I got the font here:
http://www.leabhair.ie/sob/gadelica/index.html
http://www.leabhair.ie/sob/gadelica.zip

.
Update
WinAscent and WinDescent are only used by Windows.
They define the upper and lower limit of the glyph on Windows.
So since WinAscent on this font cuts right through the diacritics they appear cut-off.
Export to PDF uses a different rendering engine so it does not have this issue.

.

Just checked on my Fedora Linux. Truncation is not as bad as in OP’s screenchots. Glyphs extend outside the box but to get truncation you really need to request queer zoom factors like 437%. Rather “commensurate” factors like 150% or 300% display fine.

The issue seem to be an interaction between a faulty-designed font and font rendering engine. All engines are probably not equal.

Anyway, congratulations Libre Training for finding the explanation.

Thanks for testing on Linux.
After posting above I did find in the FontLab docs that WinAscent and WinDescent are only used by Windows.
Linux and Mac use different settings.
So a font can have different results on the different operating systems.
Could be this font was created on Linux or Mac and was not tested on Windows.
Seems to be the case.

The problem must be with Gadelica. Is there any way to modify it to bring the dot below the upper limit?
Linux Mint and Win truncate at all font sizes. There are differences between Win and Linux.
In Mint if I do a print preview and then toggle back to edit mode the truncation is gone!
If, after typing a Gadelica character, I change font and then type a letter or just a space the same occurs, and all charcs drop slightly.
Outlining the characters shows half the dot still above the upper limit.

Scrolling down to a new page and back also gets rid of the truncation. But not in Windows.

I contacted the font author. He accepts that the dot is partly outside the “theoretical” boundary he feels that LO should display it fully. He feels that essentially it is an LO font handling issue. The problem is not present in Abiword, nor in .pdf (I don’t want to use Abiword as it doesn’t have other features that LO does).
Other fonts such as Seanchlo have the same problem.
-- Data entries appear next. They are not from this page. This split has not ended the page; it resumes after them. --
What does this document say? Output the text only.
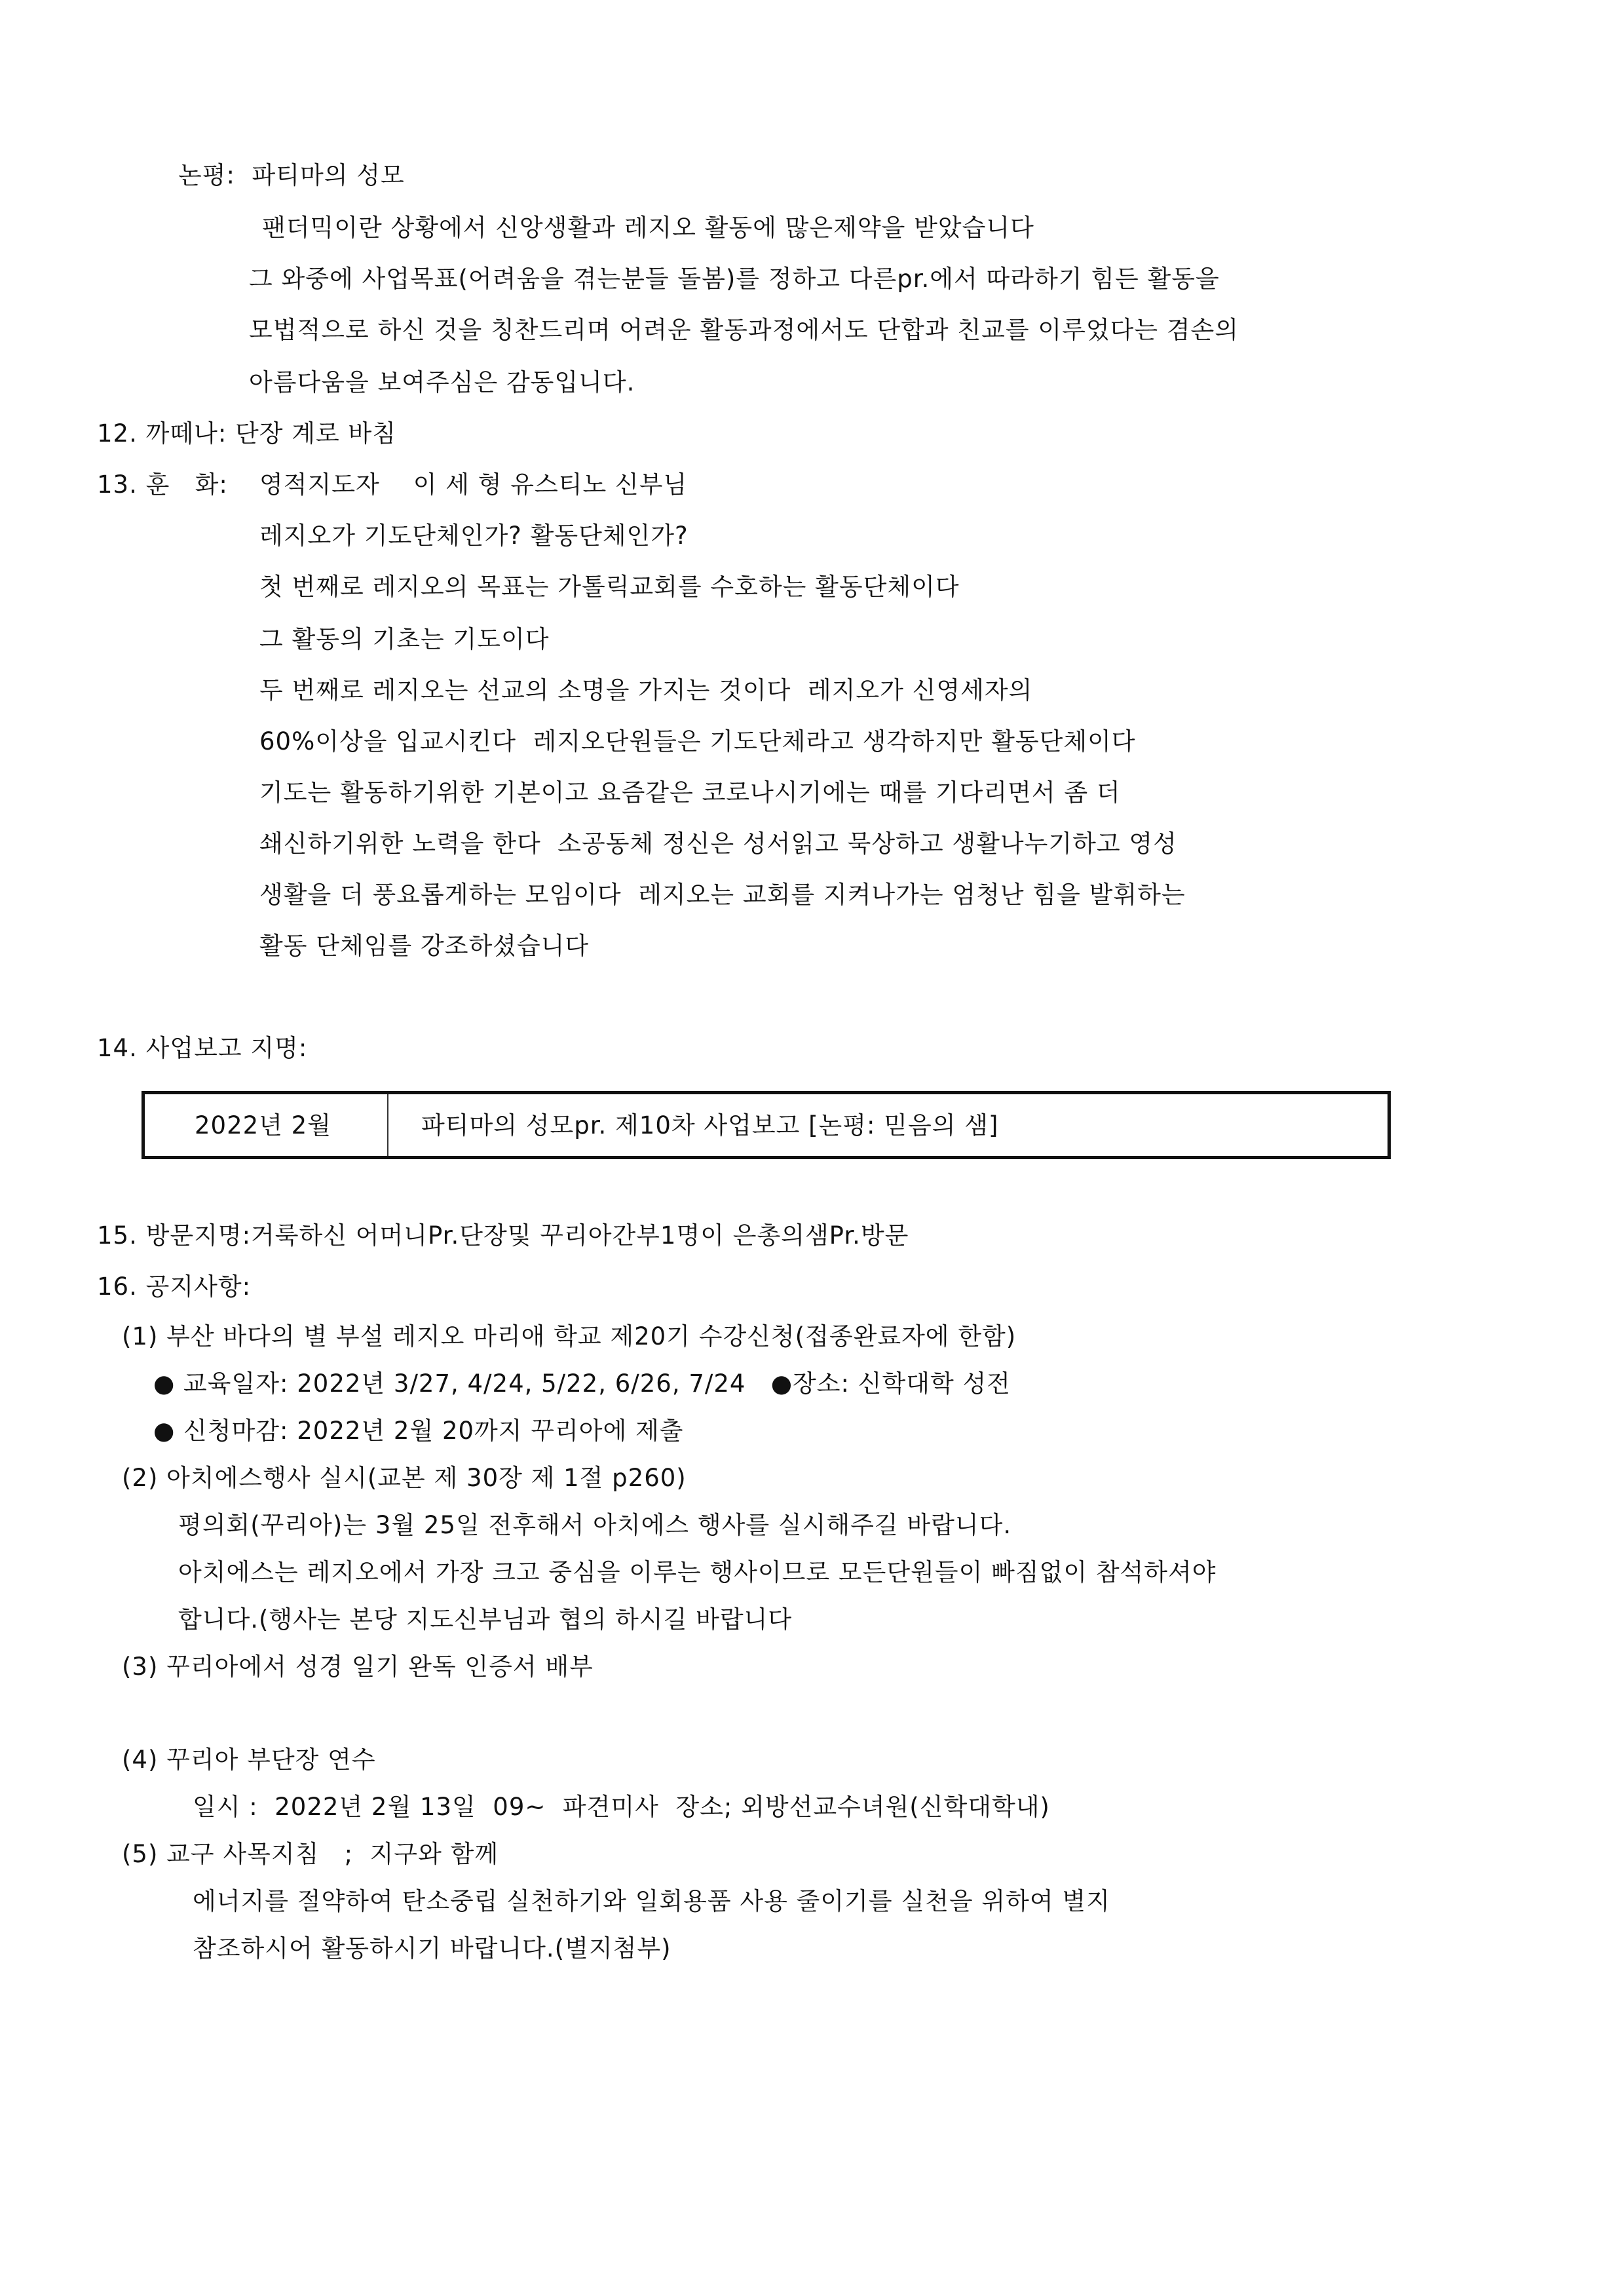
논평:  파티마의 성모
팬더믹이란 상황에서 신앙생활과 레지오 활동에 많은제약을 받았습니다
그 와중에 사업목표(어려움을 겪는분들 돌봄)를 정하고 다른pr.에서 따라하기 힘든 활동을
모법적으로 하신 것을 칭찬드리며 어려운 활동과정에서도 단합과 친교를 이루었다는 겸손의
아름다움을 보여주심은 감동입니다.
12. 까떼나: 단장 계로 바침
13. 훈   화: 영적지도자    이 세 형 유스티노 신부님
레지오가 기도단체인가? 활동단체인가?
첫 번째로 레지오의 목표는 가톨릭교회를 수호하는 활동단체이다
그 활동의 기초는 기도이다
두 번째로 레지오는 선교의 소명을 가지는 것이다  레지오가 신영세자의
60%이상을 입교시킨다  레지오단원들은 기도단체라고 생각하지만 활동단체이다
기도는 활동하기위한 기본이고 요즘같은 코로나시기에는 때를 기다리면서 좀 더
쇄신하기위한 노력을 한다  소공동체 정신은 성서읽고 묵상하고 생활나누기하고 영성
생활을 더 풍요롭게하는 모임이다  레지오는 교회를 지켜나가는 엄청난 힘을 발휘하는
활동 단체임를 강조하셨습니다
14. 사업보고 지명:
2022년 2월	파티마의 성모pr. 제10차 사업보고 [논평: 믿음의 샘]
15. 방문지명:거룩하신 어머니Pr.단장및 꾸리아간부1명이 은총의샘Pr.방문
16. 공지사항:
(1) 부산 바다의 별 부설 레지오 마리애 학교 제20기 수강신청(접종완료자에 한함)
● 교육일자: 2022년 3/27, 4/24, 5/22, 6/26, 7/24   ●장소: 신학대학 성전
● 신청마감: 2022년 2월 20까지 꾸리아에 제출
(2) 아치에스행사 실시(교본 제 30장 제 1절 p260)
평의회(꾸리아)는 3월 25일 전후해서 아치에스 행사를 실시해주길 바랍니다.
아치에스는 레지오에서 가장 크고 중심을 이루는 행사이므로 모든단원들이 빠짐없이 참석하셔야
합니다.(행사는 본당 지도신부님과 협의 하시길 바랍니다
(3) 꾸리아에서 성경 일기 완독 인증서 배부
(4) 꾸리아 부단장 연수
일시 :  2022년 2월 13일  09~  파견미사  장소; 외방선교수녀원(신학대학내)
(5) 교구 사목지침   ;  지구와 함께
에너지를 절약하여 탄소중립 실천하기와 일회용품 사용 줄이기를 실천을 위하여 별지
참조하시어 활동하시기 바랍니다.(별지첨부)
Strange! In my understanding, the various bounds are strict clipping limits. The limits are “publicly” set so that the font renderers can quickly arrange the bounding boxes in a line for the purpose of of justification. Again in my understanding, nothing should show outside the bounding box (here for the benefit of drawing applications). I don’t know what standards say about font description, but i think that glyphs should not extend beyond their bounding box.

That sounds reasonable, but it it a universally accepted standard? And does Libre Office conform?
How do I view the bounding box around a character? Does outlining a character show these bounds?
The effects differ between Windows and Linux, so is it the system or the app that determines if something outside the box will display?

To be honest, no idea. I think outlining a glyh cause the bounding box to swell a bit because you draw lines around the existing shape. Consequently, it is likely that every font renderer processes that differently, which could explain the discrepancies. When I have time, I search the net to find info on font definitions and standards.